This is Gemima. She is 2 years old and weighs 1.4kg. She should weigh between 2 and 2.5kg. She has come from a barn-laid egg production facility where thousands of birds live in a single barn space where the birds are able to “roam freely”.
Gemima does nothing but hide. She is happiest when she is locked in a coop on her own with some feed which she will eat ravenously. If there are any other birds nearby she runs to hide and doesn’t eat or drink.
On her first night at the sanctuary we quarantined Gemima with the other hens that came in from the barn. By morning she was covered in blood from where the other birds had pecked, bitten, scratched and cannibalised her. They had pulled her feathers out from the root and were eating the quills.
Knowing that these were barn-laid birds, we expected to find happier, healthier hens than the battery chickens from previous rescues. What we have found is devastating. Of the four girls, two spend most of their time trying to cannibalise other birds, almost always drawing blood. Gemima spends all of her time hiding, and will not eat if there is any other bird within earshot. The fourth spends most of her time hiding, unless found, in which case she will then cannibalise.
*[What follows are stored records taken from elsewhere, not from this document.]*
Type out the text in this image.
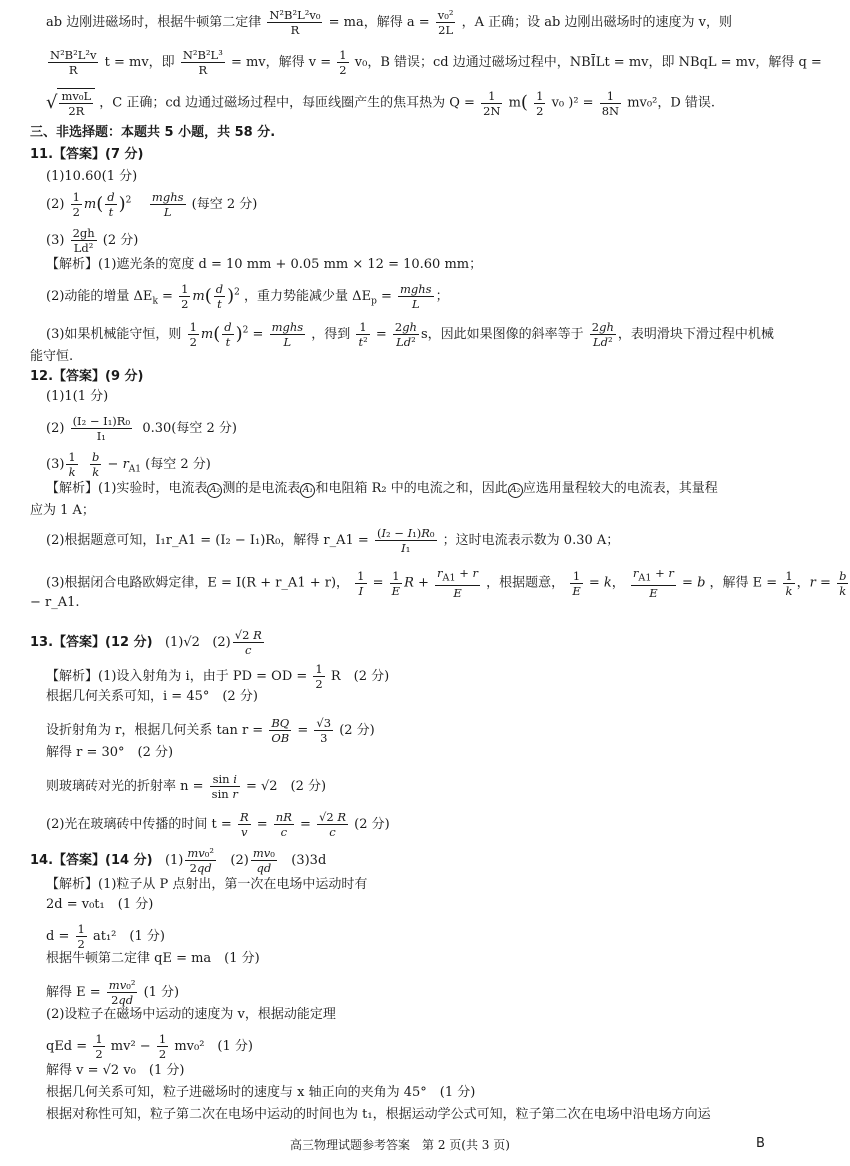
ab 边刚进磁场时，根据牛顿第二定律 $\frac{\text{N²B²L²v₀}}{R}$ = ma，解得 $a = \frac{\text{v₀²}}{2L}$ ，A 正确；设 ab 边刚出磁场时的速度为 v，则
$\frac{\text{N²B²L²v}}{R}$ t = mv，即 $\frac{\text{N²B²L³}}{R}$ = mv，解得 $v = \frac{1}{2} v_0$，B 错误；cd 边通过磁场过程中，NBĪLt = mv，即 NBqL = mv，解得 q =
√ $\frac{\text{mv₀L}}{2R}$ ，C 正确；cd 边通过磁场过程中，每匝线圈产生的焦耳热为 $Q = \frac{1}{2N} m( \frac{1}{2} v_0$ )$^2 = \frac{1}{8N} mv_0^2$，D 错误.
三、非选择题：本题共 5 小题，共 58 分.
11.【答案】(7 分)
(1)10.60(1 分)
$(2) \frac{1}{2} m( \frac{d}{t} )^2$ mghs
L	(每空 2 分)
$(3) \frac{2gh}{\text{Ld²}} (2$ 分)
【解析】(1)遮光条的宽度 d = 10 mm + 0.05 mm × 12 = 10.60 mm；
(2)动能的增量 $\Delta E_k = \frac{1}{2} m( \frac{d}{t} )^2$ ，重力势能减少量 $\Delta E_p$ = mghs
L	；
(3)如果机械能守恒，则 $\frac{1}{2} m( \frac{d}{t} )^2$ = mghs
L	，得到 $\frac{1}{\text{t²}} = \frac{2gh}{\text{Ld²}}$ s，因此如果图像的斜率等于 $\frac{2gh}{\text{Ld²}}$ ，表明滑块下滑过程中机械
能守恒.
12.【答案】(9 分)
(1)1(1 分)
$(2) \frac{\text{(I₂ − I₁)R₀}}{\text{I₁}} 0.30$(每空 2 分)
$(3) \frac{1}{k}$
$\frac{b}{k} - r_{A1}$ (每空 2 分)
【解析】(1)实验时，电流表 A₂ 测的是电流表 A₁ 和电阻箱 R₂ 中的电流之和，因此 A₂ 应选用量程较大的电流表，其量程
应为 1 A；
(2)根据题意可知，I₁r_A1 = (I₂ − I₁)R₀，解得 r_A1 = $\frac{\text{(I₂ − I₁)R₀}}{\text{I₁}}$ ；这时电流表示数为 0.30 A；
(3)根据闭合电路欧姆定律，E = I(R + r_A1 + r)， $\frac{1}{I} = \frac{1}{E}$ $R + \frac{r_{A1} + r}{E}$ ，根据题意， $\frac{1}{E} = k$， $\frac{r_{A1} + r}{E} = b$ ，解得 $E = \frac{1}{k}$ ，$r = \frac{b}{k}$
− r_A1.
13.【答案】(12 分) (1)√2 $(2) \frac{√2 R}{c}$
【解析】(1)设入射角为 i，由于 PD = OD = $\frac{1}{2}$ R　(2 分)
根据几何关系可知，i = 45°　(2 分)
设折射角为 r，根据几何关系 $\tan r = \frac{BQ}{OB} = \frac{√3}{3} (2$ 分)
解得 r = 30°　(2 分)
则玻璃砖对光的折射率 $n = \frac{\text{sin i}}{\text{sin r}} = √2$　(2 分)
(2)光在玻璃砖中传播的时间 $t = \frac{R}{v} = \frac{nR}{c} = \frac{√2 R}{c} (2$ 分)
14.【答案】(14 分) $(1) \frac{\text{mv₀²}}{2qd} (2) \frac{\text{mv₀}}{qd} (3)3d$
【解析】(1)粒子从 P 点射出，第一次在电场中运动时有
2d = v₀t₁　(1 分)
$d = \frac{1}{2} at_1^2$　(1 分)
根据牛顿第二定律 qE = ma　(1 分)
解得 $E = \frac{\text{mv₀²}}{2qd} (1$ 分)
(2)设粒子在磁场中运动的速度为 v，根据动能定理
qEd = $\frac{1}{2} mv^2 - \frac{1}{2} mv_0^2$　(1 分)
解得 v = √2 v₀　(1 分)
根据几何关系可知，粒子进磁场时的速度与 x 轴正向的夹角为 45°　(1 分)
根据对称性可知，粒子第二次在电场中运动的时间也为 t₁，根据运动学公式可知，粒子第二次在电场中沿电场方向运
高三物理试题参考答案　第 2 页(共 3 页)	B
The largest of the girls weighs in at 1.5kg, also well below ideal weight. The birds have shown little interest in foraging or enjoying the pasture, they are constantly either hiding or attacking.
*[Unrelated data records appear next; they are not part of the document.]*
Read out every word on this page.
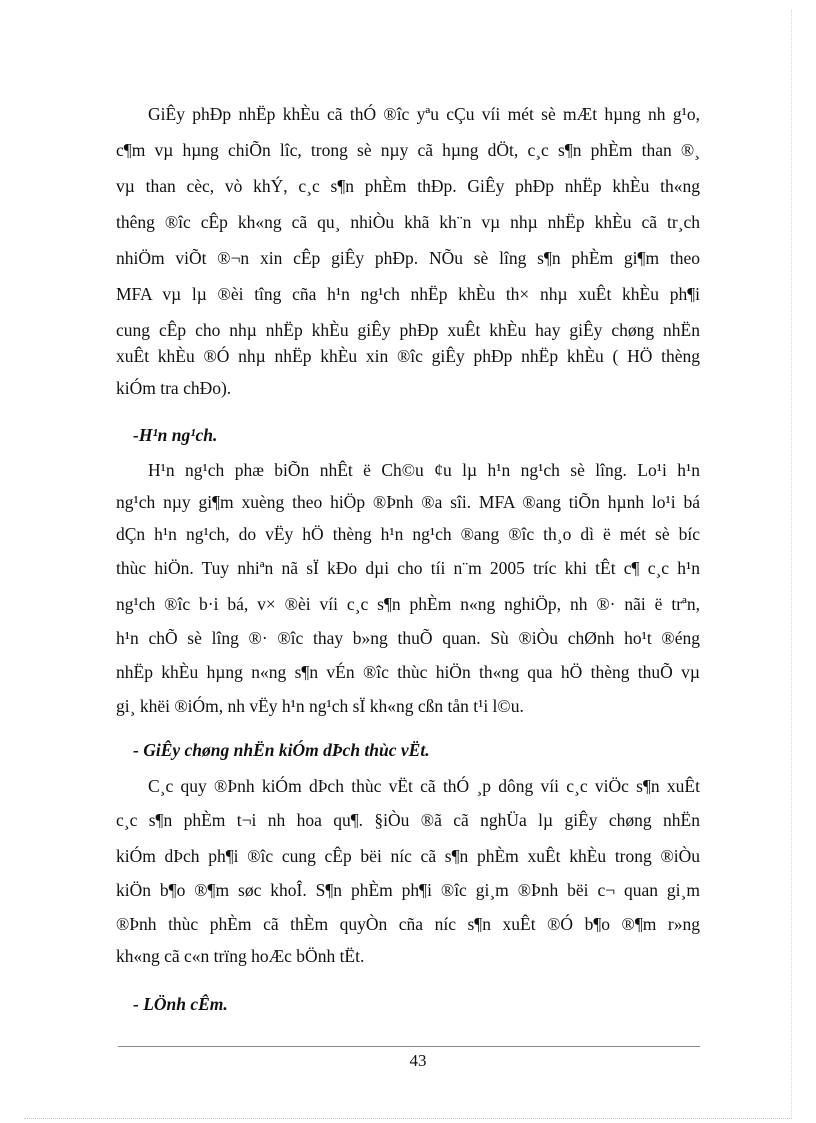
GiÊy phÐp nhËp khÈu cã thÓ ®îc yªu cÇu víi mét sè mÆt hµng nh g¹o,
c¶m vµ hµng chiÕn lîc, trong sè nµy cã hµng dÖt, c¸c s¶n phÈm than ®¸
vµ than cèc, vò khÝ, c¸c s¶n phÈm thÐp. GiÊy phÐp nhËp khÈu th«ng
thêng ®îc cÊp kh«ng cã qu¸ nhiÒu khã kh¨n vµ nhµ nhËp khÈu cã tr¸ch
nhiÖm viÕt ®¬n xin cÊp giÊy phÐp. NÕu sè lîng s¶n phÈm gi¶m theo
MFA vµ lµ ®èi tîng cña h¹n ng¹ch nhËp khÈu th× nhµ xuÊt khÈu ph¶i
cung cÊp cho nhµ nhËp khÈu giÊy phÐp xuÊt khÈu hay giÊy chøng nhËn
xuÊt khÈu ®Ó nhµ nhËp khÈu xin ®îc giÊy phÐp nhËp khÈu ( HÖ thèng
kiÓm tra chÐo).
-H¹n ng¹ch.
H¹n ng¹ch phæ biÕn nhÊt ë Ch©u ¢u lµ h¹n ng¹ch sè lîng. Lo¹i h¹n
ng¹ch nµy gi¶m xuèng theo hiÖp ®Þnh ®a sîi. MFA ®ang tiÕn hµnh lo¹i bá
dÇn h¹n ng¹ch, do vËy hÖ thèng h¹n ng¹ch ®ang ®îc th¸o dì ë mét sè bíc
thùc hiÖn. Tuy nhiªn nã sÏ kÐo dµi cho tíi n¨m 2005 tríc khi tÊt c¶ c¸c h¹n
ng¹ch ®îc b·i bá, v× ®èi víi c¸c s¶n phÈm n«ng nghiÖp, nh ®· nãi ë trªn,
h¹n chÕ sè lîng ®· ®îc thay b»ng thuÕ quan. Sù ®iÒu chØnh ho¹t ®éng
nhËp khÈu hµng n«ng s¶n vÉn ®îc thùc hiÖn th«ng qua hÖ thèng thuÕ vµ
gi¸ khëi ®iÓm, nh vËy h¹n ng¹ch sÏ kh«ng cßn tån t¹i l©u.
- GiÊy chøng nhËn kiÓm dÞch thùc vËt.
C¸c quy ®Þnh kiÓm dÞch thùc vËt cã thÓ ¸p dông víi c¸c viÖc s¶n xuÊt
c¸c s¶n phÈm t¬i nh hoa qu¶. §iÒu ®ã cã nghÜa lµ giÊy chøng nhËn
kiÓm dÞch ph¶i ®îc cung cÊp bëi níc cã s¶n phÈm xuÊt khÈu trong ®iÒu
kiÖn b¶o ®¶m søc khoÎ. S¶n phÈm ph¶i ®îc gi¸m ®Þnh bëi c¬ quan gi¸m
®Þnh thùc phÈm cã thÈm quyÒn cña níc s¶n xuÊt ®Ó b¶o ®¶m r»ng
kh«ng cã c«n trïng hoÆc bÖnh tËt.
- LÖnh cÊm.
43
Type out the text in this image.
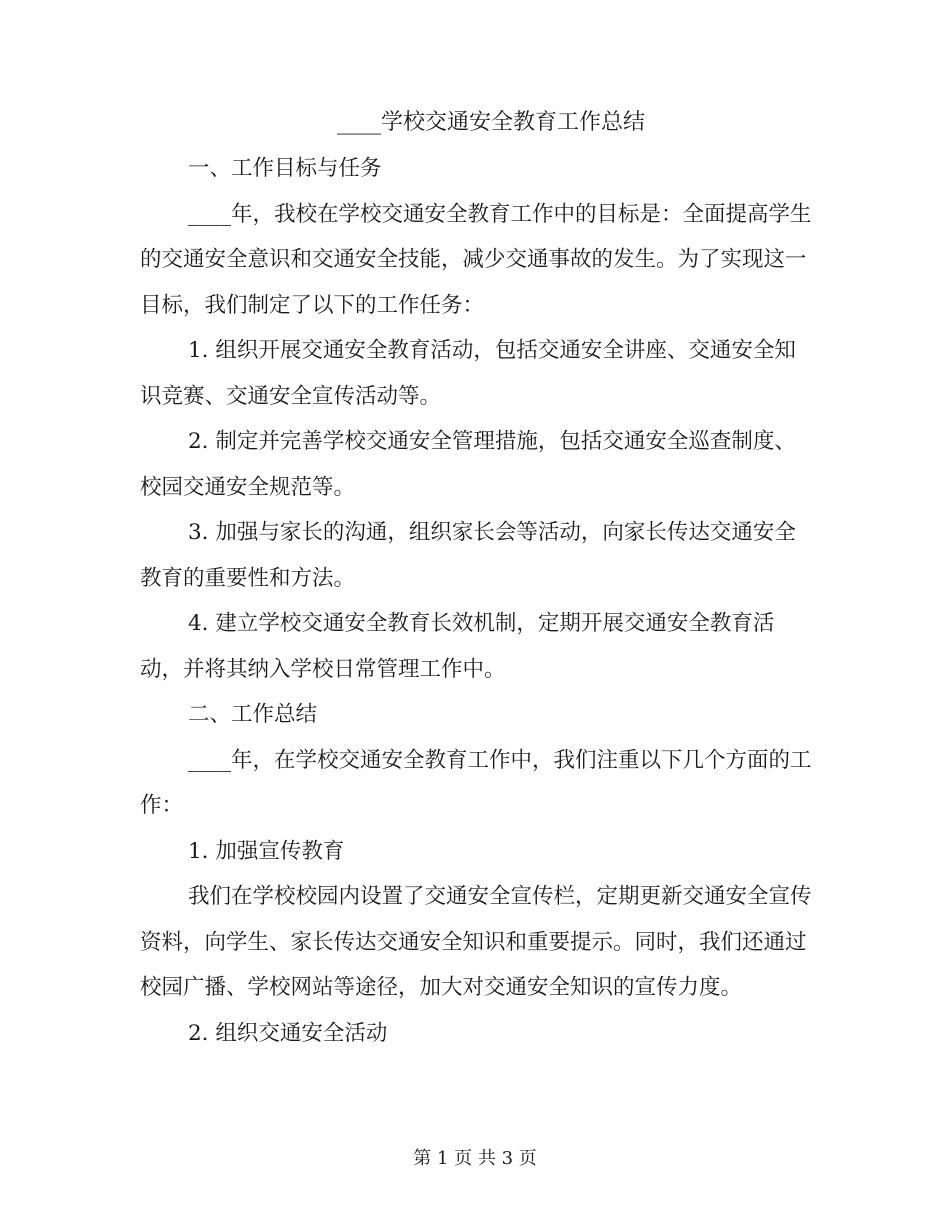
____学校交通安全教育工作总结

一、工作目标与任务

____年，我校在学校交通安全教育工作中的目标是：全面提高学生的交通安全意识和交通安全技能，减少交通事故的发生。为了实现这一目标，我们制定了以下的工作任务：

1. 组织开展交通安全教育活动，包括交通安全讲座、交通安全知识竞赛、交通安全宣传活动等。

2. 制定并完善学校交通安全管理措施，包括交通安全巡查制度、校园交通安全规范等。

3. 加强与家长的沟通，组织家长会等活动，向家长传达交通安全教育的重要性和方法。

4. 建立学校交通安全教育长效机制，定期开展交通安全教育活动，并将其纳入学校日常管理工作中。

二、工作总结

____年，在学校交通安全教育工作中，我们注重以下几个方面的工作：

1. 加强宣传教育

我们在学校校园内设置了交通安全宣传栏，定期更新交通安全宣传资料，向学生、家长传达交通安全知识和重要提示。同时，我们还通过校园广播、学校网站等途径，加大对交通安全知识的宣传力度。

2. 组织交通安全活动

第 1 页 共 3 页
Hen communities function within the context of a “pecking order”. Hens that have never met before will fight a little to determine who is stronger and this will then determine their place in the hierarchy.
In an environment where thousands of hens are forced to live in a single space, there are simply too many hens for a hierarchy to emerge. This results in the “pecking order” becoming a never-ending battlefield. Thus, hens used by the barn-laid industry become part of an institutionalised battle that never ends. With nowhere to shelter or hide, their life is one of attack or be attacked every single day of their lives.
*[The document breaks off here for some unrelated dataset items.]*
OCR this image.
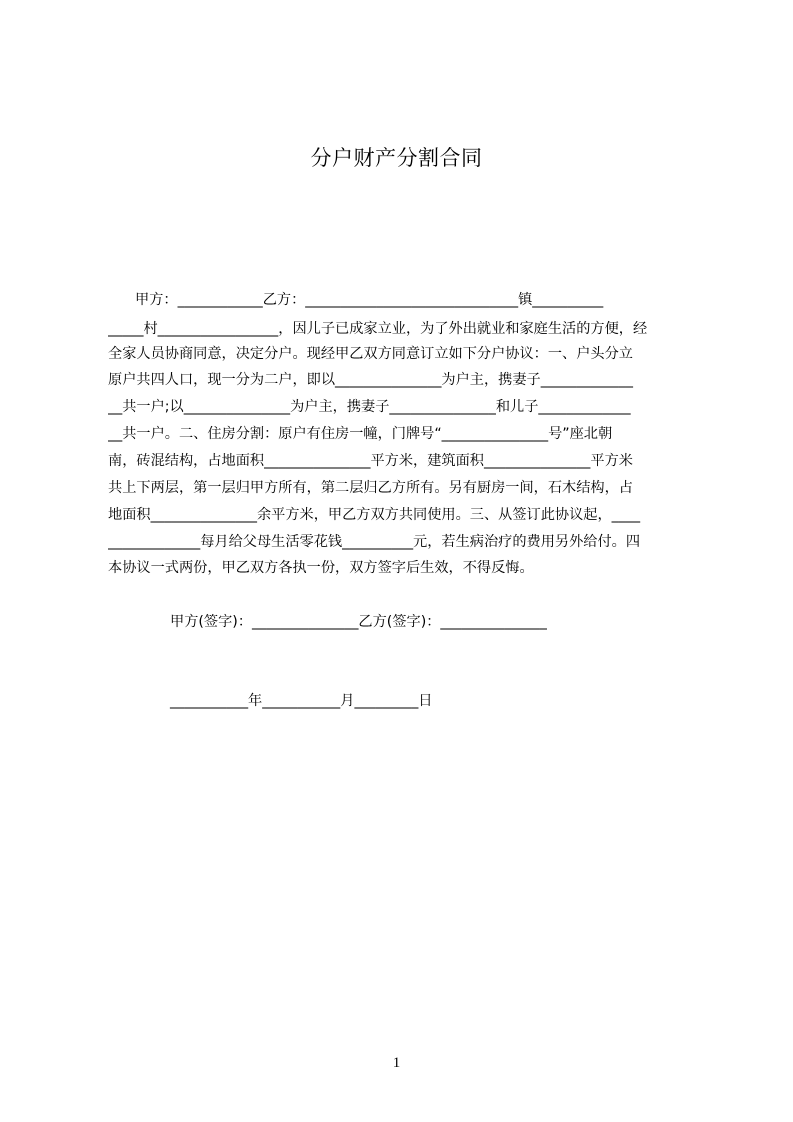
分户财产分割合同
甲方：____________乙方：______________________________镇__________
_____村_________________，因儿子已成家立业，为了外出就业和家庭生活的方便，经
全家人员协商同意，决定分户。现经甲乙双方同意订立如下分户协议：一、户头分立
原户共四人口，现一分为二户，即以_______________为户主，携妻子_____________
__共一户;以_______________为户主，携妻子_______________和儿子_____________
__共一户。二、住房分割：原户有住房一幢，门牌号“_______________号”座北朝
南，砖混结构，占地面积_______________平方米，建筑面积_______________平方米
共上下两层，第一层归甲方所有，第二层归乙方所有。另有厨房一间，石木结构，占
地面积_______________余平方米，甲乙方双方共同使用。三、从签订此协议起，____
_____________每月给父母生活零花钱__________元，若生病治疗的费用另外给付。四
本协议一式两份，甲乙双方各执一份，双方签字后生效，不得反悔。
甲方(签字)：_______________乙方(签字)：_______________
___________年___________月_________日
1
Weaker birds starve, or dehydrate, just like Gemima, as they are too afraid to get food or water. The majority of the attacks occur at the feeding and water stations as the stronger birds try to assert their dominance. Their lives are a living hell.
Farm Animal Rescue is strictly opposed to the use of hens for egg production. All egg production methodologies, including backyard hens, require that day old roosters be shredded or gassed. New evidence on the derogatory health effects of eggs is coming to light on a regular basis, and many cooks are realising that baking without eggs produces the same result as baking with them.
We cannot believe how damaged Gemima and her colleagues, from a barn environment are, until we consider what life must be like trapped in a battlefield with thousands of other birds every single day of your life. Farm Animal Rescue does not advocate barn-raised eggs as a more humane option than battery cages. In fact we think it quite possible the opposite is true.
Thankfully your support has allowed us to provide Gemima with a safe place to be. She now spends her nights cuddled up against rooster Manfred who comforts and protects her. While she still never leaves her coop, she is starting to eat well and ventures a little closer to the door every day.
Gemima, Alice, Hermione and Elenora are now safe at Farm Animal Rescue and with TLC we expect them to eventually become functioning members of our chicken and rooster flock. If you would like to help these girls directly, please consider our sponsorship program which allows you to help their recovery and then provides for their needs until they are old and grey. Alternatively, please make a donation so that we can liberate more of these poor souls and tell their stories.
It wasn’t Gemima’s fault that she was chosen to become a barn-laid hen. She didn’t want to spend her life in fear, hungry and thirsty every single day of her life. Please support a better world for hens by saying no to eggs.